La fin d'un régime d'oppression, en évitant d'en générer un autre

John Boorman déçoit assez tragiquement en échouant à exploiter de manière convenable une véritable mine d'or liée à l'Histoire récente de l'Afrique du Sud : la fin de l'apartheid, conceptualisé et introduit en 1948, et officiellement aboli en 1991. "In My Country" propose ainsi de jeter un regard sur la "Commission de la vérité et de la réconciliation", organe national mis en place principalement par Neslon Mandela et l’archevêque Desmond Tutu afin de lutter contre les cycles de violence meurtrière et de vengeance sanglante interminables qui ont émaillé les grands conflits du 20ème siècle. Le principe de cette commission était on ne peut plus simple : offrir aux acteurs de l'apartheid la possibilité de comparaître devant un tribunal spécial, d'avouer et reconnaître précisément leur part de responsabilité, de convaincre la commission de l'obéissance obligatoire à des ordres issus de la hiérarchie, de fournir des excuses publiques pour in fine obtenir éventuellement une grâce.
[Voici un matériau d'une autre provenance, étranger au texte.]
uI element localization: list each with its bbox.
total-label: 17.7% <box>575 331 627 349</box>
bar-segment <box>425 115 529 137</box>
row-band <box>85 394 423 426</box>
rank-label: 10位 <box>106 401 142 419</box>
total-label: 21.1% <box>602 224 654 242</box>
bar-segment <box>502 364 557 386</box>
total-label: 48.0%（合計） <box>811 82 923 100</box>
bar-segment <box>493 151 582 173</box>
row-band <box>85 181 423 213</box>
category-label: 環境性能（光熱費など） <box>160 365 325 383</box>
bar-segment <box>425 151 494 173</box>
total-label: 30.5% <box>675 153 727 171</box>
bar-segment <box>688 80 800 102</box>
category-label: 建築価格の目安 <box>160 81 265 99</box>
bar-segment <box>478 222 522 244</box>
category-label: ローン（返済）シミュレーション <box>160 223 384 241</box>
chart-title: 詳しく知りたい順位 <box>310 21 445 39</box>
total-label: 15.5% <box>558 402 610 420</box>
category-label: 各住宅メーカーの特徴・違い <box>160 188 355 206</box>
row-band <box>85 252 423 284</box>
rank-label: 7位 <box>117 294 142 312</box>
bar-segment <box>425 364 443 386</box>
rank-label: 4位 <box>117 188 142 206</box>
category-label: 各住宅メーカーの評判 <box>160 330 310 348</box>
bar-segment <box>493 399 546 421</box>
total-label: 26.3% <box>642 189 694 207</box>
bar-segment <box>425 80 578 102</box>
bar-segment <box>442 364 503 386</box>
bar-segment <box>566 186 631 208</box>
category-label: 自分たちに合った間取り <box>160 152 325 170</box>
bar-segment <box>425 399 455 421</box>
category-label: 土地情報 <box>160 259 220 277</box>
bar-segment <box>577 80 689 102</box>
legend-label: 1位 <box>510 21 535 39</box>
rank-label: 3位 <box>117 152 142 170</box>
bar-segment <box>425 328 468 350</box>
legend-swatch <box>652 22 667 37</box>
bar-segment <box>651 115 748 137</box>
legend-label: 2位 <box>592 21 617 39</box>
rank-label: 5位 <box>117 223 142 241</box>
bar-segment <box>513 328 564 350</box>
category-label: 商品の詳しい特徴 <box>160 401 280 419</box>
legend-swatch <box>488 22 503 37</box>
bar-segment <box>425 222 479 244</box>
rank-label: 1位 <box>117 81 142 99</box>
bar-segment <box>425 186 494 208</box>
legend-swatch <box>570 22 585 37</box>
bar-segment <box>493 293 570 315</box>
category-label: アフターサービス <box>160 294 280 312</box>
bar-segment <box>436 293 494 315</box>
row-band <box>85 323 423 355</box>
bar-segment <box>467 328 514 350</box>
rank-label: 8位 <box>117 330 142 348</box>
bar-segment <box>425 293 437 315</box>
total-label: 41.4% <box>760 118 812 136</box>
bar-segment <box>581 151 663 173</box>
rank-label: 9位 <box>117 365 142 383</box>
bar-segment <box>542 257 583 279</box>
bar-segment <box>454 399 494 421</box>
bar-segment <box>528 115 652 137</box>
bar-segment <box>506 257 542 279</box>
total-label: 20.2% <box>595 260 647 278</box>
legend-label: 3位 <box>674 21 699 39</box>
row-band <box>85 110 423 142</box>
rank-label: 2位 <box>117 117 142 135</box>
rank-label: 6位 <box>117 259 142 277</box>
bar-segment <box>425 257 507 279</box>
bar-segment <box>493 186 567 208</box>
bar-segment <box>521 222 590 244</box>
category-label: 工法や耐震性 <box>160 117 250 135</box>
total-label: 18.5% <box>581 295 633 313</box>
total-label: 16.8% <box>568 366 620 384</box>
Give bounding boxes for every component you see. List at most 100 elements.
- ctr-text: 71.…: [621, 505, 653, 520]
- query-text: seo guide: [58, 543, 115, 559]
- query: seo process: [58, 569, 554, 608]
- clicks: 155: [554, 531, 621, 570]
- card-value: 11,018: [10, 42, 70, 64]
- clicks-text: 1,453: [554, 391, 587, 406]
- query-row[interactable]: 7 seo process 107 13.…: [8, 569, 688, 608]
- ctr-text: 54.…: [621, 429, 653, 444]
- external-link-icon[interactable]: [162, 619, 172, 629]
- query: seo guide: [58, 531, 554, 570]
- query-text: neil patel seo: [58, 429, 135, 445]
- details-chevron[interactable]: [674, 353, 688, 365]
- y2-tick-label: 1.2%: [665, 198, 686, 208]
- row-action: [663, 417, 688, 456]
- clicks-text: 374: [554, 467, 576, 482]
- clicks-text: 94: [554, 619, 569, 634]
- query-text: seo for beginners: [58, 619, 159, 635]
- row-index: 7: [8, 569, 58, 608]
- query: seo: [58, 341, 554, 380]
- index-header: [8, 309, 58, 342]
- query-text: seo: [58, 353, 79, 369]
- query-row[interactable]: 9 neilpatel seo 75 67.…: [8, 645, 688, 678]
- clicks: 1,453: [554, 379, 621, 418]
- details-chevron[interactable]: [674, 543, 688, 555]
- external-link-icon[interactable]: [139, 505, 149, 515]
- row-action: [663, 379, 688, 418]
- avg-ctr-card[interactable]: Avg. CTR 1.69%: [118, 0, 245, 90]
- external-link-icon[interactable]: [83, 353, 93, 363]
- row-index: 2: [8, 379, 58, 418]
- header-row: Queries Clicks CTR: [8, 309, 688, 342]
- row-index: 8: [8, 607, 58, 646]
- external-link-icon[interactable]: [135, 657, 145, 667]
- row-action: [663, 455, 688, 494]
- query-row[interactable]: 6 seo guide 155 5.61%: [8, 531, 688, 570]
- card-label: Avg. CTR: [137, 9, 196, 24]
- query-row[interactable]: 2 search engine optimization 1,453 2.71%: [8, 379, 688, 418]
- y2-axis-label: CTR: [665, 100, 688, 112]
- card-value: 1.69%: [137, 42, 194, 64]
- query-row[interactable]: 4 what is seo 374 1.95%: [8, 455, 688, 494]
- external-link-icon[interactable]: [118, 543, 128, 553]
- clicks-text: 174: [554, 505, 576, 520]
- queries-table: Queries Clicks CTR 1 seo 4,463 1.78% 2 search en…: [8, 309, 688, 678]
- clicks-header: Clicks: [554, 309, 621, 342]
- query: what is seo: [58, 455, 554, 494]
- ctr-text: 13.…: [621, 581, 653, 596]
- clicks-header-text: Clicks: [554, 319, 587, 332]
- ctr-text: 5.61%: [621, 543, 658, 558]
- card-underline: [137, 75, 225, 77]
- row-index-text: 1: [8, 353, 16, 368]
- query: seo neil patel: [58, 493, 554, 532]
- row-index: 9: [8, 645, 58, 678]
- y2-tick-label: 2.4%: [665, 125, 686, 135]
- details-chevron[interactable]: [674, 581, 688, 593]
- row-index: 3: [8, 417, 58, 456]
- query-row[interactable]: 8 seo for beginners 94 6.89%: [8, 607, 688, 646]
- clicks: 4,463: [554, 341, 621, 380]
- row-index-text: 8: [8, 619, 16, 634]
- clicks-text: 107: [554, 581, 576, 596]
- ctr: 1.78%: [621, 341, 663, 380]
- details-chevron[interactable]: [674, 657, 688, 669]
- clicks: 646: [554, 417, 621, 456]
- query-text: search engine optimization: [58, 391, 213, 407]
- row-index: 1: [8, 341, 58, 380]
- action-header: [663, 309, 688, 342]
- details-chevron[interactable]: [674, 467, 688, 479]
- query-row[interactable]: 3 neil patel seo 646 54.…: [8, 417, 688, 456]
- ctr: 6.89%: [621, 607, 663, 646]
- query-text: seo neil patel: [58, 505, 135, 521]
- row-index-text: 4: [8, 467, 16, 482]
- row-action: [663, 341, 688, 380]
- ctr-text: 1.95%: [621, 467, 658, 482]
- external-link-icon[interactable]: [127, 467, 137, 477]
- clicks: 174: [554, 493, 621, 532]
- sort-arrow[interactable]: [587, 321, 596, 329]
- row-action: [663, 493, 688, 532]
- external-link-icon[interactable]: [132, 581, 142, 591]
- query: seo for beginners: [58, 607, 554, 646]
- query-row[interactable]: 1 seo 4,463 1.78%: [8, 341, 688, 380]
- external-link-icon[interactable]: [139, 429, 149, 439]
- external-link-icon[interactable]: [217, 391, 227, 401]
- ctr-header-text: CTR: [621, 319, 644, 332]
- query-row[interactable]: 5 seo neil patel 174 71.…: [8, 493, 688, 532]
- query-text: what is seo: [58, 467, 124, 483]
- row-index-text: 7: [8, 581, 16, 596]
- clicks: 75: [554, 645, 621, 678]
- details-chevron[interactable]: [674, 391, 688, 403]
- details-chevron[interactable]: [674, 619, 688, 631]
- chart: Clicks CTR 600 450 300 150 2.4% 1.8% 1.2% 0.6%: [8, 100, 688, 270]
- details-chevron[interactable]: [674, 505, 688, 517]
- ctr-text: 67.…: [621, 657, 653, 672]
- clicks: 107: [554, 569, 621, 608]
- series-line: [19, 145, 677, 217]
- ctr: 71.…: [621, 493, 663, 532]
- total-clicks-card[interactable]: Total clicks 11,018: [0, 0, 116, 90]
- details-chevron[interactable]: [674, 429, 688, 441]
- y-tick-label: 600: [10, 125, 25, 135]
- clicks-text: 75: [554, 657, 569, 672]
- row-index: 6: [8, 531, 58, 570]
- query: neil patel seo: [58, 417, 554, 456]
Sujet en or, donc, questionnant les problématiques propres à la réconciliation des peuples, au pardon et à la tolérance dans des situations complexes et humainement difficiles. Mais Boorman, pour une raison au mieux inconnue, au pire bassement mélodramatique, manquant de confiance en la capacité d'un tel contenu à se suffire à lui-même, décida d'introduire dans ce riche bouillon issu de la vérité historique une sauce fictionnelle du plus mauvais goût. Le film calque en réalité son regard sur une relation amoureuse qui évolue en périphérie des audiences, romance entre une journaliste afrikaner (Juliette Binoche, dont l'accent en la matière n'est guère convaincant) et un journaliste noir américain (Samuel Lee Jackson). Bof, vraiment.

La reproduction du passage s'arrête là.